Ariel hızla ayağa fırladı. Askılıktaki kaskını da kafasına geçirip aktarım noktasına geçti. Yerden yavaşça yükselirken yüreği ağzındaydı. Bir yandan keşif aracını sürüyor. Bir yandan da yaklaşmakta olan meteora bakıyordu.
Nihayet ana üsse ulaştığında geç kalmamak için dua ediyordu. İçeri olabildiğince hızla girerek "Domanic." diye bağırmaya başladı. Bilgisayar odasında olabileceğini düşünüp hızla alt kata indi. Gri duvarlar artık daha da mide bulandırıcı gelmeye başlamıştı.
Beton odada masa ve bilgisayar haricinde bilgisayarın başında klavyeye bir şeyler yazan Domanic'i gördü. Hemen yanına koşup bir sandalye kaptı ve kendi bilgisayarını açtı. Hiç konuşmadan ikisi de bir şeyler yazıyordu. Sonunda Domanic Ariel'e dönüp:
"Bu meteor sonumuz olabilir. O roketi onu yok etmek için kullanmak zorundayız." dedi. Ariel gözünü hologram ekrandan ayırmadan onu dinliyordu. Bir kaç saniye düşünüp:
"Veya başka bir yere gitmek için kullanabiliriz." dedi. Domanic elini cebine atıp Ariel'in satranç oynarken sahip olduğu şahı çıkarıp önüne koydu.
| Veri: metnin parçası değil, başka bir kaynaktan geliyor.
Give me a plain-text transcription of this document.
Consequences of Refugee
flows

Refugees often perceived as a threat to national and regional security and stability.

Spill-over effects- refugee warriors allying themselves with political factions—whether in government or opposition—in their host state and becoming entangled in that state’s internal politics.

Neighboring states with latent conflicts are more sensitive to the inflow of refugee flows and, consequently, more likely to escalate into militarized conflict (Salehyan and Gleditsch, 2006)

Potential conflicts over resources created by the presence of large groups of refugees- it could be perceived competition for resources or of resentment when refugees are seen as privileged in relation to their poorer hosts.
"Bunu yapamayacağımızı ikimiz de biliyoruz. Yeterli zaman olsa bile Dünya'dan umudumuzu kesmek zorundayız." dedi. Ariel şaha bakıyordu. Elini kaldırıp şahı yavaşça Domanic'e itti.
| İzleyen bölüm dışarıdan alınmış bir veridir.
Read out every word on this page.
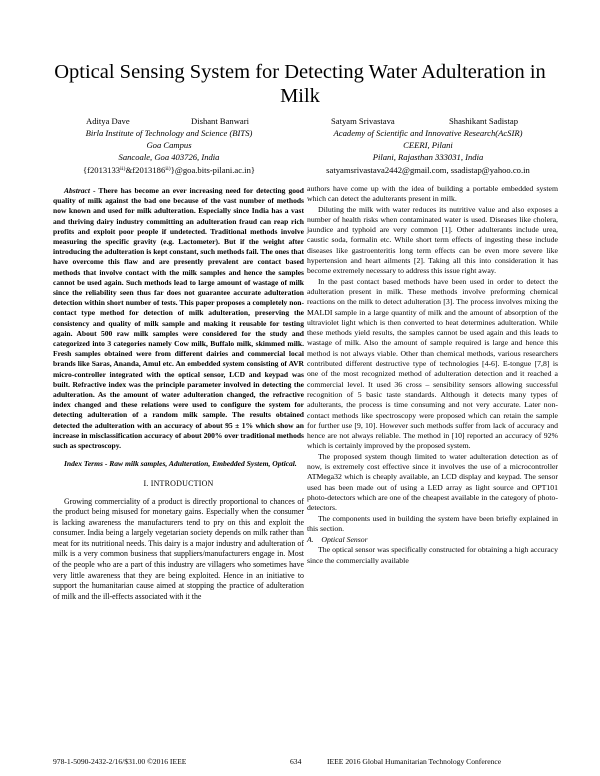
Optical Sensing System for Detecting Water Adulteration in Milk
Aditya Dave	Dishant Banwari	Satyam Srivastava	Shashikant Sadistap
Birla Institute of Technology and Science (BITS)
Goa Campus
Sancoale, Goa 403726, India
{f2013133ⁱⁱ⁾&f2013186ⁱⁱ⁾}@goa.bits-pilani.ac.in}
Academy of Scientific and Innovative Research(AcSIR)
CEERI, Pilani
Pilani, Rajasthan 333031, India
satyamsrivastava2442@gmail.com, ssadistap@yahoo.co.in

Abstract - There has become an ever increasing need for detecting good quality of milk against the bad one because of the vast number of methods now known and used for milk adulteration. Especially since India has a vast and thriving dairy industry committing an adulteration fraud can reap rich profits and exploit poor people if undetected. Traditional methods involve measuring the specific gravity (e.g. Lactometer). But if the weight after introducing the adulteration is kept constant, such methods fail. The ones that have overcome this flaw and are presently prevalent are contact based methods that involve contact with the milk samples and hence the samples cannot be used again. Such methods lead to large amount of wastage of milk since the reliability seen thus far does not guarantee accurate adulteration detection within short number of tests. This paper proposes a completely non-contact type method for detection of milk adulteration, preserving the consistency and quality of milk sample and making it reusable for testing again. About 500 raw milk samples were considered for the study and categorized into 3 categories namely Cow milk, Buffalo milk, skimmed milk. Fresh samples obtained were from different dairies and commercial local brands like Saras, Ananda, Amul etc. An embedded system consisting of AVR micro-controller integrated with the optical sensor, LCD and keypad was built. Refractive index was the principle parameter involved in detecting the adulteration. As the amount of water adulteration changed, the refractive index changed and these relations were used to configure the system for detecting adulteration of a random milk sample. The results obtained detected the adulteration with an accuracy of about 95 ± 1% which show an increase in misclassification accuracy of about 200% over traditional methods such as spectroscopy.

Index Terms - Raw milk samples, Adulteration, Embedded System, Optical.

I. INTRODUCTION

Growing commerciality of a product is directly proportional to chances of the product being misused for monetary gains. Especially when the consumer is lacking awareness the manufacturers tend to pry on this and exploit the consumer. India being a largely vegetarian society depends on milk rather than meat for its nutritional needs. This dairy is a major industry and adulteration of milk is a very common business that suppliers/manufacturers engage in. Most of the people who are a part of this industry are villagers who sometimes have very little awareness that they are being exploited. Hence in an initiative to support the humanitarian cause aimed at stopping the practice of adulteration of milk and the ill-effects associated with it the

authors have come up with the idea of building a portable embedded system which can detect the adulterants present in milk.

Diluting the milk with water reduces its nutritive value and also exposes a number of health risks when contaminated water is used. Diseases like cholera, jaundice and typhoid are very common [1]. Other adulterants include urea, caustic soda, formalin etc. While short term effects of ingesting these include diseases like gastroenteritis long term effects can be even more severe like hypertension and heart ailments [2]. Taking all this into consideration it has become extremely necessary to address this issue right away.

In the past contact based methods have been used in order to detect the adulteration present in milk. These methods involve preforming chemical reactions on the milk to detect adulteration [3]. The process involves mixing the MALDI sample in a large quantity of milk and the amount of absorption of the ultraviolet light which is then converted to heat determines adulteration. While these methods yield results, the samples cannot be used again and this leads to wastage of milk. Also the amount of sample required is large and hence this method is not always viable. Other than chemical methods, various researchers contributed different destructive type of technologies [4-6]. E-tongue [7,8] is one of the most recognized method of adulteration detection and it reached a commercial level. It used 36 cross – sensibility sensors allowing successful recognition of 5 basic taste standards. Although it detects many types of adulterants, the process is time consuming and not very accurate. Later non-contact methods like spectroscopy were proposed which can retain the sample for further use [9, 10]. However such methods suffer from lack of accuracy and hence are not always reliable. The method in [10] reported an accuracy of 92% which is certainly improved by the proposed system.

The proposed system though limited to water adulteration detection as of now, is extremely cost effective since it involves the use of a microcontroller ATMega32 which is cheaply available, an LCD display and keypad. The sensor used has been made out of using a LED array as light source and OPT101 photo-detectors which are one of the cheapest available in the category of photo-detectors.

The components used in building the system have been briefly explained in this section.

A. Optical Sensor

The optical sensor was specifically constructed for obtaining a high accuracy since the commercially available

978-1-5090-2432-2/16/$31.00 ©2016 IEEE	634	IEEE 2016 Global Humanitarian Technology Conference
"Gittiğimde roketin konsolunu uzaktan kontrole açtım. Buradan kontrol edebiliriz." dedi. Domanic gülümseyerek kendi bilgisayarına döndü. Ardından ikisi de konuşmadan dakikalar geçti.
Her geçen dakika parmakları daha sert ve daha hızlı basıyordu. Duyulan tek ses gittikçe artan klavye sesiydi. Bir süre daha ter dökmenin sonunda Ariel:
"Roket hazır. Kalkış plakasını aç." dedi. Bu sırada yan ekranda roketi dıştan gösteren bir kamera vardı. Kamerada roketin üstündeki tavanın yavaşça iki yana doğru açıldığı gözüküyordu. Ama açılırken içeri taş ve gri kum düşmekteydi. Kapak açılınca Ariel:
"Kalkış ünitesini hazırla." dedi ve roketin altındaki sabitleyiciler iki yana açıldı. Ardından roketin kapısına bağlı yol katlanarak kapandı. Ariel Domanic'e bir bakış atıp:
"10" dedi. Ve roketin altından hava çıkmaya başladı.
"9"
"8"
"7"
"6"
"5"
"4"
"3"
"2"
"1" dediğinde roket ateş yerine hava püskürterek havalanmaya başladı. Roket yükseldikçe Ariel ile Domanic'in de nabzı yükseliyordu. Roket hava püskürtmesine rağmen oldukça hızlıydı. Şimdi akıllarındaki tek soru roket doğru yere gidebilecek miydi?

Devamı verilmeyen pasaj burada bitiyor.